In other words, this sharp rise in short selling on the EIS means that some speculators had anticipated an imminent fall in the stock market in Israel. This is what happened after the Hamas terror attacks. There were also a significant number of "short sales positions that were liquidated when the stock market reopened in Israel after the weekend of October 7," Andreani said. That is, speculators bought back the securities at a time when Israeli stocks were in free fall, making a substantial profit.

These economists also took a closer look at the transactions of specific companies listed on the Tel Aviv Stock Exchange. Again, they have seen a sharp increase in speculation around certain banks, such as Leumi, for example. It is this conclusion that the Israel Financial Markets Authority contradicts the most vehemently, assuring that it had not observed any major change in short selling regarding Bank Leumi. She added that to say otherwise was "irresponsible", the BBC said.

For Antoine Andreani, speculation against ISIS remains "very unusual". "There is clearly a peak in the number of short selling between the end of the summer and the beginning of October, which has not been reached since September 2018," the financial markets analyst said.

Legitimate Speculation

But does this mean that all this speculation is the result of stock traders who knew Hamas was going to attack Israel? "That's where you can quickly fall into conspiracy theory," Andreani said.
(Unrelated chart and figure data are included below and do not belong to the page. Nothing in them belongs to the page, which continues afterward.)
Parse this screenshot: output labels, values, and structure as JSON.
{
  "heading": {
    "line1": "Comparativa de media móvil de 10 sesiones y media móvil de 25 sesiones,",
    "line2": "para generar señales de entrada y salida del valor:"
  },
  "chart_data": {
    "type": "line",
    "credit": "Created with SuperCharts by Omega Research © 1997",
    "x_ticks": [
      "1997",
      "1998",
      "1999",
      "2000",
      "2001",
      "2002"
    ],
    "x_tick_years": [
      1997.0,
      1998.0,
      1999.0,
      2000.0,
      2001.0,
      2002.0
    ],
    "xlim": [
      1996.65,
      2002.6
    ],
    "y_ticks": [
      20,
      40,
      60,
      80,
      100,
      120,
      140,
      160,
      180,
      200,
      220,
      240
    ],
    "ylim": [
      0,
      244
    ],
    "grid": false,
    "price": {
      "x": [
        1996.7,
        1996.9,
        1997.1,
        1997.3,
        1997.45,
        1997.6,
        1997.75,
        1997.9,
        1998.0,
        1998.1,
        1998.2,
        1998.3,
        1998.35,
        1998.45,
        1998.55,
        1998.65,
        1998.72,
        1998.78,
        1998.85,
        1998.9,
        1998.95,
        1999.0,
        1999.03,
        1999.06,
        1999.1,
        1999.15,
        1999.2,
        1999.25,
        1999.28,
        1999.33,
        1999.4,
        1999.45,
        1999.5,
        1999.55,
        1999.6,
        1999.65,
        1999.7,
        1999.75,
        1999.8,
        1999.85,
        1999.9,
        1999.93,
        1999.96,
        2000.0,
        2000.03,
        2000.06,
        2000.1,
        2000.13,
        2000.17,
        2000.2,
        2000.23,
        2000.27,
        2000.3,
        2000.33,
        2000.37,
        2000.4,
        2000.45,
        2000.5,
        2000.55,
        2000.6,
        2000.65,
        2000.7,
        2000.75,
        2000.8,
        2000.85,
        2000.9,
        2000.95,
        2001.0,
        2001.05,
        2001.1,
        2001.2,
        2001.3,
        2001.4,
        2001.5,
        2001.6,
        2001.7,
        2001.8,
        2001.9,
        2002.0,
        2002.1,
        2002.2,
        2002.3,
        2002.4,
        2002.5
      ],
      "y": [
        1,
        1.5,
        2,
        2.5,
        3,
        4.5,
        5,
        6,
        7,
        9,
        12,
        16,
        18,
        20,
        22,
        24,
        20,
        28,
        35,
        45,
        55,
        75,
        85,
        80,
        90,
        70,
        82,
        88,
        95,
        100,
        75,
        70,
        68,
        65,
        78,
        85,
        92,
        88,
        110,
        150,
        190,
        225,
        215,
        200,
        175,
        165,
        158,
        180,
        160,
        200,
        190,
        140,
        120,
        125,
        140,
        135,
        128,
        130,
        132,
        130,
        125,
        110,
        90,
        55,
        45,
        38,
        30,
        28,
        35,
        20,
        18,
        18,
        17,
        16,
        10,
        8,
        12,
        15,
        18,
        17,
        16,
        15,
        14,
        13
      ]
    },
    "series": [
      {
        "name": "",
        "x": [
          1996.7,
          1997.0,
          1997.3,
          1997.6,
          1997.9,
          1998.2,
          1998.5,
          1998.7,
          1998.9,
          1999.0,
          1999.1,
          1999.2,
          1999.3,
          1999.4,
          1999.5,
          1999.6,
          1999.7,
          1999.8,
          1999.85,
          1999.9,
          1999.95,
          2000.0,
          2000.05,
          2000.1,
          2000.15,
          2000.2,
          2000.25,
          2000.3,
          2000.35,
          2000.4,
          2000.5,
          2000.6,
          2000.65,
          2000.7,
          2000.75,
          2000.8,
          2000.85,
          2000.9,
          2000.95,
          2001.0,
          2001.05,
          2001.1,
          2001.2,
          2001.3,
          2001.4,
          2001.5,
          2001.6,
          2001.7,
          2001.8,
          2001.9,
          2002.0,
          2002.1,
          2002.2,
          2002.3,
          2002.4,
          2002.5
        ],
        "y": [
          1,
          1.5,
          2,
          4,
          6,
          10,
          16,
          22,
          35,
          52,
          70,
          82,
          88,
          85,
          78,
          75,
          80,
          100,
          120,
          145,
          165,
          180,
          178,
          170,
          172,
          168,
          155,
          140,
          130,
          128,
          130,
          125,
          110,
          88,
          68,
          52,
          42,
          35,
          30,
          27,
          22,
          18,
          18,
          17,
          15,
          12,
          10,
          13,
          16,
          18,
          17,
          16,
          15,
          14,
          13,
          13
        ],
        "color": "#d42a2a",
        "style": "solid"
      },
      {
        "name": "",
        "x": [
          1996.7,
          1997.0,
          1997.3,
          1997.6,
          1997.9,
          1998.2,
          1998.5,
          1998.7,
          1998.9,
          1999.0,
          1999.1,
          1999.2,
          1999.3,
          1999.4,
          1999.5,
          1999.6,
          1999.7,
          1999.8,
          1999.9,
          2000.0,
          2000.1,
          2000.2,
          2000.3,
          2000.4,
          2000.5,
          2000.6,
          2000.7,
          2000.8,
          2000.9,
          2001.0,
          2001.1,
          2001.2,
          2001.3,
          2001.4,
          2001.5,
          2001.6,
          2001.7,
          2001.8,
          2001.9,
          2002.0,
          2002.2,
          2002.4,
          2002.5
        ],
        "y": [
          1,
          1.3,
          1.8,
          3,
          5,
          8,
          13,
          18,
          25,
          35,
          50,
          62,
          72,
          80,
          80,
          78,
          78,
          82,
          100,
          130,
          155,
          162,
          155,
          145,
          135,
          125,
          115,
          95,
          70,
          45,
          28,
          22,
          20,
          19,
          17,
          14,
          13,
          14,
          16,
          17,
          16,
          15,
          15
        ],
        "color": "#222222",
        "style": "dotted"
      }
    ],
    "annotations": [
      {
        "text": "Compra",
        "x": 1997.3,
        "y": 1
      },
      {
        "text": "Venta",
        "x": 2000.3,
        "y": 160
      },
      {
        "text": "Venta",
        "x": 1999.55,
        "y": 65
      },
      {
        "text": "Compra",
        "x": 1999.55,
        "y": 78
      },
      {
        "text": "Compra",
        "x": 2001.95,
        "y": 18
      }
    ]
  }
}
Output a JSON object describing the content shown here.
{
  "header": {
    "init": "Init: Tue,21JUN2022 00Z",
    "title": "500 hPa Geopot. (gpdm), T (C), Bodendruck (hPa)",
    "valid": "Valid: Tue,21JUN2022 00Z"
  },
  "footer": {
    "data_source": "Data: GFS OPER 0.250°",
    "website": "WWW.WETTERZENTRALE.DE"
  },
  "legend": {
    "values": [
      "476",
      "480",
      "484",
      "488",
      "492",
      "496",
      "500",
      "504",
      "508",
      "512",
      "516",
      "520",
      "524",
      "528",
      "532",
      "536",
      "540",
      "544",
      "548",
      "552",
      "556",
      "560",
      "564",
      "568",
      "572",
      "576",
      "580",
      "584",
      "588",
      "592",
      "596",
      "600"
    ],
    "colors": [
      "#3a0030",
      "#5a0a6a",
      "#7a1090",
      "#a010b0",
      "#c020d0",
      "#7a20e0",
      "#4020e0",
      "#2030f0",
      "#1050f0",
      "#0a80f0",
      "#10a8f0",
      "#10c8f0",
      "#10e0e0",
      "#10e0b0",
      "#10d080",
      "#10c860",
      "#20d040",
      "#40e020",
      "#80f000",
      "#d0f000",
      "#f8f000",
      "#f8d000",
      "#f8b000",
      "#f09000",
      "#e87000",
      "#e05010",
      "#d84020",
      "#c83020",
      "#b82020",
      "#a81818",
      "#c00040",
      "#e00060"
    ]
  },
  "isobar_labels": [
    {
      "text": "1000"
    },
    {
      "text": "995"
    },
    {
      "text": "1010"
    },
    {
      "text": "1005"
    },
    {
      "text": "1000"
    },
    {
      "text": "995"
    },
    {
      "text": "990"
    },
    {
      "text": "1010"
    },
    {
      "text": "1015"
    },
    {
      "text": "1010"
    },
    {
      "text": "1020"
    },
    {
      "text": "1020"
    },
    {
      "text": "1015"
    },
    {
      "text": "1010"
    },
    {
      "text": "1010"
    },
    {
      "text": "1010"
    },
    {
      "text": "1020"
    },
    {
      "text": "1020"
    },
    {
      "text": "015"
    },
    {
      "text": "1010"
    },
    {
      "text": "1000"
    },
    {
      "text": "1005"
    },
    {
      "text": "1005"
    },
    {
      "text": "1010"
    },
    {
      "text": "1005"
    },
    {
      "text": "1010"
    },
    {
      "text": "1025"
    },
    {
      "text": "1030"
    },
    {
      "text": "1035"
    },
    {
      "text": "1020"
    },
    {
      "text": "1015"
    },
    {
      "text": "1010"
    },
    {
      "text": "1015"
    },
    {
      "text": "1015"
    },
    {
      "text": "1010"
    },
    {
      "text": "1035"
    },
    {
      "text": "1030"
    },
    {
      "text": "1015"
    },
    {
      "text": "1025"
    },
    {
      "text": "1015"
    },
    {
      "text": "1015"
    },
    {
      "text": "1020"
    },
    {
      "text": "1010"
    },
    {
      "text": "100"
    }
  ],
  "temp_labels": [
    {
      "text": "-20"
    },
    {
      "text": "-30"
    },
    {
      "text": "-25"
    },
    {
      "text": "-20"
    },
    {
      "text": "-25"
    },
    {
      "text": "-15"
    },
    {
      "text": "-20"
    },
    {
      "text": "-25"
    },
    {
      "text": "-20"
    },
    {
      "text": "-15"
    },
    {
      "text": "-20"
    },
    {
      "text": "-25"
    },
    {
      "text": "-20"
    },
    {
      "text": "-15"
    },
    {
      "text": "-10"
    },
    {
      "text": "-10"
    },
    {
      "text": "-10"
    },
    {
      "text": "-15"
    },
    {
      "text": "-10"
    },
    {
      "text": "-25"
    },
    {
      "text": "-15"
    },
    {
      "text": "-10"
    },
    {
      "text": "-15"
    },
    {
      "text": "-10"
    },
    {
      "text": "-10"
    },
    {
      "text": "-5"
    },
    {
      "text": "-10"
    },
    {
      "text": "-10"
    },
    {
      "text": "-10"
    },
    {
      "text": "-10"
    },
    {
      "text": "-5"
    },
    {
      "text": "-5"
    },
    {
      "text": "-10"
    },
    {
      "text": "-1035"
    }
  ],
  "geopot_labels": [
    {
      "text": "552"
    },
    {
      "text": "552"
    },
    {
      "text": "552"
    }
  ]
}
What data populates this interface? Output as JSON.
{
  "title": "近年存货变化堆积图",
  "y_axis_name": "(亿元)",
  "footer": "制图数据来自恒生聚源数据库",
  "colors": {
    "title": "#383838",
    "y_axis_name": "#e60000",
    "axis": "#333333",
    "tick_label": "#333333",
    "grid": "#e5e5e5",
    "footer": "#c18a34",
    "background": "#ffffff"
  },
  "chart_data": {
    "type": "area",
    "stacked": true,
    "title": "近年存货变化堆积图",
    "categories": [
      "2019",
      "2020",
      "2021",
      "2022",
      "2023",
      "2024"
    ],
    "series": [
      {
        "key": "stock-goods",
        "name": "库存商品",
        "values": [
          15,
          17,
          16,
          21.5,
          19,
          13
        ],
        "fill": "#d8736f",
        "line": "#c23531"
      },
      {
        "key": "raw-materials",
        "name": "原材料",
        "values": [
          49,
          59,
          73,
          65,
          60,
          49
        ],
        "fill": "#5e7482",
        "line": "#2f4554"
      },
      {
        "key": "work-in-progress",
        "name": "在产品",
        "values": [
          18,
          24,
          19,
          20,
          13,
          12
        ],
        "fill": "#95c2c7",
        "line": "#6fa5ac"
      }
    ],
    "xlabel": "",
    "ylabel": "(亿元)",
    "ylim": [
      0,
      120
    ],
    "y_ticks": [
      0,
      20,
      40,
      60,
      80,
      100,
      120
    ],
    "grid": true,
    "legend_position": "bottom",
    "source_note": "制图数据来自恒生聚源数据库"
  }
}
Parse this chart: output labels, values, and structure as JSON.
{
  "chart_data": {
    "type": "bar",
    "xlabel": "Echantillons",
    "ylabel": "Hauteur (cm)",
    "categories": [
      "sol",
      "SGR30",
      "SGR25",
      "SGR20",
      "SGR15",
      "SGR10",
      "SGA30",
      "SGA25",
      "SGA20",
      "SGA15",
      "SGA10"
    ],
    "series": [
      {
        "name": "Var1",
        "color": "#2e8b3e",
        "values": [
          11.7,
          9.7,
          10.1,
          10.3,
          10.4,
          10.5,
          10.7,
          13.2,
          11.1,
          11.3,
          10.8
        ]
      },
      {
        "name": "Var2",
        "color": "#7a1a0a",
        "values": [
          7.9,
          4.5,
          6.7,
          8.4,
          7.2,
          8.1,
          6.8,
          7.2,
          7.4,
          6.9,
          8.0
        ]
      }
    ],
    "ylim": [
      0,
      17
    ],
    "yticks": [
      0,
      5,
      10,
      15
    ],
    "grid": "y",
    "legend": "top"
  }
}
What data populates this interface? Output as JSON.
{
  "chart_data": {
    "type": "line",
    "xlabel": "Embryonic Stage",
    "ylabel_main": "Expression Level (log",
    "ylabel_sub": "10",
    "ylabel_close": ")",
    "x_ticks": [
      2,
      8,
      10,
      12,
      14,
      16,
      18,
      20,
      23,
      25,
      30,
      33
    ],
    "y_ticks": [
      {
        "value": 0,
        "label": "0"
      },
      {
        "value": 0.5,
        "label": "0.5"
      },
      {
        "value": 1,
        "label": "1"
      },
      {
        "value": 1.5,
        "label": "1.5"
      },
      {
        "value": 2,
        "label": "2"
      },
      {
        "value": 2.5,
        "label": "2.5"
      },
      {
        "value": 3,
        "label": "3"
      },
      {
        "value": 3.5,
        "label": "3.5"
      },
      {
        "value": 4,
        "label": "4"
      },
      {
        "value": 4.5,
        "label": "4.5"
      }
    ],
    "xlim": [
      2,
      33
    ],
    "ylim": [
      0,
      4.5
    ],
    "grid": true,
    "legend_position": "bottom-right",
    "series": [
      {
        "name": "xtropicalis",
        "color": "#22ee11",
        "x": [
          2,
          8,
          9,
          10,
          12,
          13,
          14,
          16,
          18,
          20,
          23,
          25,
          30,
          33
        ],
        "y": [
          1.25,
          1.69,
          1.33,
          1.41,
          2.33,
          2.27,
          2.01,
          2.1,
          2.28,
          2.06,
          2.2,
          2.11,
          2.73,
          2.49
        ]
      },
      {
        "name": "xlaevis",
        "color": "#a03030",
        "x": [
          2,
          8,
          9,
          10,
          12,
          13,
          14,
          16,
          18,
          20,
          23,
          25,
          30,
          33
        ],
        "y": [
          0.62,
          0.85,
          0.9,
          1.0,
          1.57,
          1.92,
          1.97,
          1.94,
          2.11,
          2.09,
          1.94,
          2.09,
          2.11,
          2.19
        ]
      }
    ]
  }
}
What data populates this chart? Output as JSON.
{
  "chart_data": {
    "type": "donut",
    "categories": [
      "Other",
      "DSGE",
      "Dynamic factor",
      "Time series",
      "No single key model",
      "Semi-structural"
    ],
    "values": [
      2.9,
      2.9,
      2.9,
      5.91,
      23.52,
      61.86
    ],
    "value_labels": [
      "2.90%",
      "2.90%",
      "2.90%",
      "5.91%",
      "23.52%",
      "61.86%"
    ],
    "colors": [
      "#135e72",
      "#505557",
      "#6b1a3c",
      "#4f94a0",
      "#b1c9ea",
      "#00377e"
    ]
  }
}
Indeed, a significant portion of these speculators may have quite legitimately judged that this was the right time to bet against the Israeli stock market. "It has been on a downtrend since November 2021 at least. A context that generally favours speculative downward movements," explains Antoine Andreani. After the Hamas attacks, these speculators thought there was an opportunity. A stock market cynicism that can pay off handsomely, but has nothing to do with any prior knowledge of the horror that was going to befall Israel.

Perhaps we will have to wait for Act II of the work of the two American economists to find out more. They admit that they have only had incomplete data from Finra and that they are "in the process of collecting more" to refine their conclusions. Even if it means getting angrier with the Israeli stock exchange authorities?